Lack of paid family and medical leave has a particularly detrimental impact on women’s economic security, as women are more likely than men to serve as primary caregivers and are therefore more likely to need paid time off to ensure that their children or other family members receive the medical care and attention that they need. Paid leave also increases women’s labor force participation and attachment, which is a key driver of economic growth. Furthermore, when paid leave is enacted, it has been found to increase women’s participation in the labor market long-term, and high labor force participation is key to boosting GDP and economic growth. The United States loses out on an estimated $650 billion each year – 2.9% of total GDP – due to low labor force participation among women aged 25-54 caused by a lack of paid leave and other family supportive policies. One estimate by S&P Global found that if women’s labor force participation in the United States had kept up with that of Norway’s (a country with generous paid leave policies), real U.S. GDP growth would have averaged 3.1 percent from 1970-2016, rather than 2.9 percent, and the U.S. economy would be $1.6 trillion larger than it is today. Passing paid family and medical leave policies now will help ensure future economic growth.

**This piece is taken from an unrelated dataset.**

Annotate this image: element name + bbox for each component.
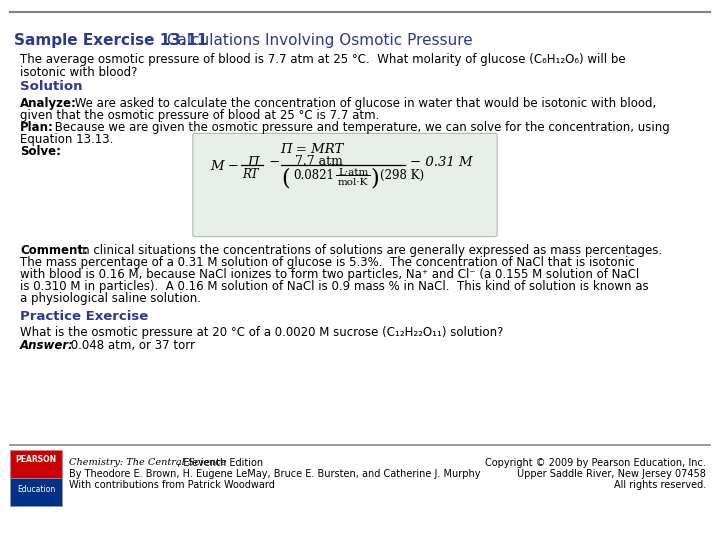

Congress has been considering proposals to enact paid family and medical leave since the 1980s. The U.S. has fallen behind other comparable nations on paid family and medical leave for far too long and the American people shouldn’t be forced to wait decades more for important and necessary family supports. The enactment of universal paid family and medical leave is an investment in current and future generations of the nation’s workforce. It will contribute to economic growth by reducing racial and socio-economic inequalities in our workforce, boosting families’ economic security, supporting small businesses and ensuring families can participate fully in the labor market while meeting their care needs. A universal paid leave program will help equip the U.S. economy with the infrastructure it needs for the 21st century to ensure future economic growth is strong, stable and broadly shared.

We urge your support to maintain the inclusion of a robust paid leave program in the final reconciliation package.